Salute pubblica la chiamano, di responsabilità dicono. Quattro assessori senza nessuna esperienza amministrativa alle spalle, gettati dall’oggi al domani nella bolgia di palazzo San Francesco, dove la macchina è rimasta senza benzina e senza ruote, che neanche un semaforo riescono ad aggiustare. Che anche volendo e potendo, davvero, non si riesce a capire come faranno a scorgere un orizzonte a cui puntare, già condannati, come sono, a durare fino all’autunno se tutto va bene. Messo che per quel tempo i neo assessori avranno capito la complessità delle ruggini e dei meccanismi della burocrazia di via Mazara, dove alla riorganizzazione è subentrata la disorganizzazione. La verità è che l’accordo Di Masci-Casini, la nuova maggioranza a mutazione genetica al Comune di Sulmona, destra e sinistra e centro, non ha nulla di salutare e nulla di pubblico. A qualcuno certo serve: al “Peddè” di Di Masci (che non è quello del resto della segreteria dimessasi in massa) per ricucire le ferite dell’urna e riorganizzare le fila e al sindaco a galleggiare ancora un po’, che quella fascia fa tanto pendant con la corona d’alloro; ad entrambi, ancora, a gestire cose e cosucce. Ma non alla città. Proprio no. Perché quello uscito dal patto del branzino (l’incontro innaturale tra Gerosolimo e Di Masci) è il frutto di un accordo politico senza visione politica, destinato a spegnersi, anche questo, nelle sue contraddizioni e soprattutto nella gestione del potere. Sulmona è arrivata allo stremo e per non ritrovarsi nel sempre peggio, nella storia del tiranno Dionigi e la vecchia di Siracusa, come avrebbe citato l’ex assessore Bencivenga (non abbastanza tecnico come Mariani per restare in sella), c’è un percorso lungo e faticoso da fare. E che questo percorso non prevede staffette, né deleghe, né accidia, ma richiede e pretende che tutte le forze della città, quelle nascoste e quelle che alle urne neanche ci vanno più, si rimettano in cammino, calzando senso civico (quello nobile e non travestito) e partecipazione autentica e attiva.

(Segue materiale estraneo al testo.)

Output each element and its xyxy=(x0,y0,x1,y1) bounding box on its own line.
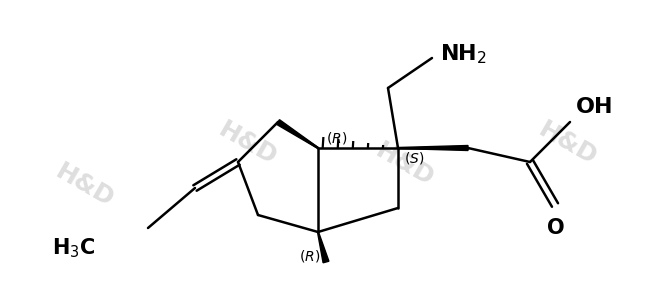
Polygon shape xyxy=(276,120,318,148)
Text: H&D: H&D xyxy=(52,160,118,212)
Text: $(R)$: $(R)$ xyxy=(299,248,321,264)
Text: OH: OH xyxy=(576,97,614,117)
Text: $(S)$: $(S)$ xyxy=(404,150,424,166)
Text: O: O xyxy=(547,218,565,238)
Text: H&D: H&D xyxy=(215,118,281,170)
Polygon shape xyxy=(318,232,329,263)
Text: H$_3$C: H$_3$C xyxy=(52,236,95,260)
Polygon shape xyxy=(398,146,468,151)
Text: $(R)$: $(R)$ xyxy=(326,130,348,146)
Text: NH$_2$: NH$_2$ xyxy=(440,42,487,66)
Text: H&D: H&D xyxy=(371,139,437,191)
Text: H&D: H&D xyxy=(534,118,600,170)
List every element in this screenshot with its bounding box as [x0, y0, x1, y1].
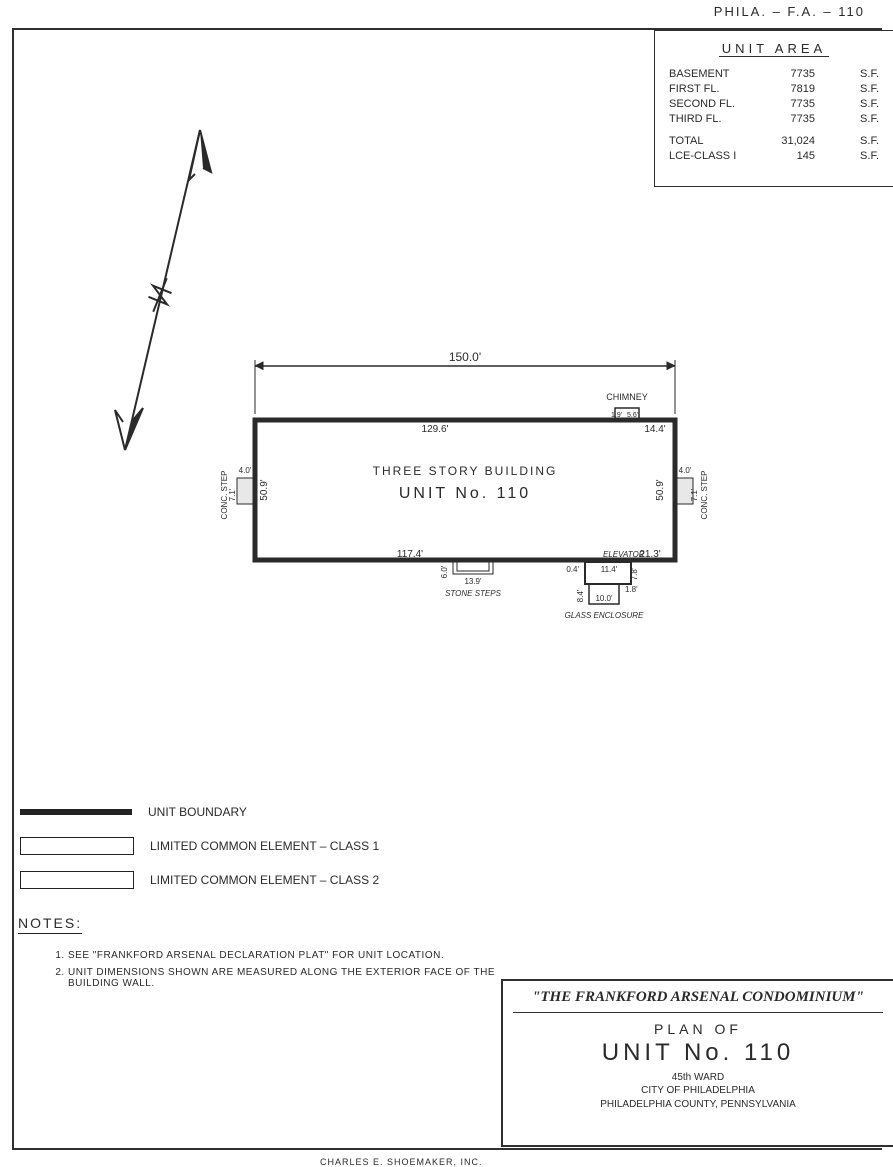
- area-total-row: LCE-CLASS I145S.F.: [669, 149, 879, 164]
- svg-text:CONC. STEP: CONC. STEP: [700, 471, 709, 520]
- svg-text:4.0': 4.0': [679, 466, 692, 475]
- svg-text:4.0': 4.0': [239, 466, 252, 475]
- svg-text:14.4': 14.4': [644, 424, 665, 435]
- svg-text:UNIT No. 110: UNIT No. 110: [399, 485, 531, 502]
- svg-text:50.9': 50.9': [655, 479, 666, 500]
- legend-label: UNIT BOUNDARY: [148, 805, 247, 819]
- unit-area-box: UNIT AREA BASEMENT7735S.F. FIRST FL.7819…: [654, 30, 893, 187]
- legend-row-c2: LIMITED COMMON ELEMENT – CLASS 2: [20, 863, 379, 897]
- svg-text:10.0': 10.0': [595, 594, 613, 603]
- legend-label: LIMITED COMMON ELEMENT – CLASS 2: [150, 873, 379, 887]
- svg-text:7.8': 7.8': [630, 567, 639, 580]
- area-row: BASEMENT7735S.F.: [669, 67, 879, 82]
- note-item: UNIT DIMENSIONS SHOWN ARE MEASURED ALONG…: [68, 967, 528, 989]
- floor-plan-diagram: 150.0' CHIMNEY 1.9' 5.6' 129.6' 14.4' CO…: [185, 350, 745, 650]
- sheet-header: PHILA. – F.A. – 110: [714, 4, 865, 19]
- title-city: CITY OF PHILADELPHIA: [513, 1084, 883, 1098]
- unit-area-title: UNIT AREA: [719, 41, 829, 57]
- dim-overall: 150.0': [449, 350, 481, 364]
- surveyor-credit: CHARLES E. SHOEMAKER, INC.: [320, 1157, 483, 1167]
- svg-text:CHIMNEY: CHIMNEY: [606, 392, 648, 402]
- swatch-c1-icon: [20, 837, 134, 855]
- svg-text:8.4': 8.4': [576, 589, 585, 602]
- svg-text:6.0': 6.0': [440, 565, 449, 578]
- area-row: FIRST FL.7819S.F.: [669, 82, 879, 97]
- title-block: "THE FRANKFORD ARSENAL CONDOMINIUM" PLAN…: [501, 979, 893, 1148]
- title-plan-of: PLAN OF: [513, 1021, 883, 1037]
- svg-text:1.9': 1.9': [611, 412, 622, 419]
- legend-row-c1: LIMITED COMMON ELEMENT – CLASS 1: [20, 829, 379, 863]
- svg-text:0.4': 0.4': [566, 565, 579, 574]
- title-county: PHILADELPHIA COUNTY, PENNSYLVANIA: [513, 1098, 883, 1112]
- svg-text:7.1': 7.1': [690, 488, 699, 501]
- svg-text:13.9': 13.9': [464, 577, 482, 586]
- title-unit-no: UNIT No. 110: [513, 1039, 883, 1067]
- title-condo-name: "THE FRANKFORD ARSENAL CONDOMINIUM": [513, 989, 883, 1013]
- area-row: SECOND FL.7735S.F.: [669, 97, 879, 112]
- swatch-c2-icon: [20, 871, 134, 889]
- svg-text:7.1': 7.1': [228, 488, 237, 501]
- svg-text:THREE STORY BUILDING: THREE STORY BUILDING: [373, 464, 558, 478]
- svg-text:129.6': 129.6': [422, 424, 449, 435]
- svg-text:STONE STEPS: STONE STEPS: [445, 589, 502, 598]
- note-item: SEE "FRANKFORD ARSENAL DECLARATION PLAT"…: [68, 950, 528, 961]
- svg-text:1.8': 1.8': [625, 585, 638, 594]
- notes-list: SEE "FRANKFORD ARSENAL DECLARATION PLAT"…: [28, 950, 528, 995]
- svg-text:11.4': 11.4': [601, 565, 618, 574]
- swatch-boundary-icon: [20, 809, 132, 815]
- svg-text:ELEVATOR: ELEVATOR: [603, 550, 645, 559]
- notes-heading: NOTES:: [18, 915, 82, 934]
- legend-row-boundary: UNIT BOUNDARY: [20, 795, 379, 829]
- title-ward: 45th WARD: [513, 1071, 883, 1085]
- svg-text:GLASS ENCLOSURE: GLASS ENCLOSURE: [565, 611, 644, 620]
- area-total-row: TOTAL31,024S.F.: [669, 134, 879, 149]
- svg-text:5.6': 5.6': [627, 412, 638, 419]
- svg-text:50.9': 50.9': [259, 479, 270, 500]
- area-row: THIRD FL.7735S.F.: [669, 112, 879, 127]
- svg-text:117.4': 117.4': [397, 549, 423, 560]
- legend-label: LIMITED COMMON ELEMENT – CLASS 1: [150, 839, 379, 853]
- legend: UNIT BOUNDARY LIMITED COMMON ELEMENT – C…: [20, 795, 379, 897]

Tornando a discutere e confrontarsi, a fare, a proporre visioni. Politica. Senza più delegare ai capi bastone, ai portatori di voti, quelli del posticino a tempo tre mesi e poi si vedrà, il proprio futuro.
La verità è che tutta questa triste storia ha messo in luce i limiti di tutti gli attori che fino a ieri hanno fatto sfoggio di “competenze e capacità” (dubbie) e di un senso della “politica” che farebbe rabbrividire tutti i padri fondatori della nostra Repubblica. Oggi siamo nelle mani di una “famiglia” che aiutata da amici ha messo le proprie bandierine un po’ su tutto il territorio, in stile Risiko. Il problema è che queste persone non sanno creare benessere collettivo ma solo consenso personale (con qualsiasi mezzo). Tutti gli altri sono solo comparse; gli stessi piddini che si dimettono in massa salvo retromarce repentine (vedi segreatario), o questi nuovi assessori che (ultimi dopo tanti rifiuti) accettano un incarico senza capire se in realtà possono svolgerlo (Ma è normale affidarsi ad altri per capire se ci sono incompatibilità?). Dall’altra sponda (anche se ormai è evidente che non ci siano più rive) la situazione non è migliore. Sembra rispianarsi la strada ad un ex sindaco che in tanti non sopportavano e che si è riscoperto del nord, e gli stessi civici gridano ancora territorio non sapendo che anche loro si sono venduti al forestiero.
Insomma come si dice nell’articolo non resta che sperare in un risveglio dei tanti che fino ad oggi si sono distaccati pensando di non volersi mischiare. Quelli che oggi sono sul campo purtroppo non sono credibili per risollevare veramente la Valle.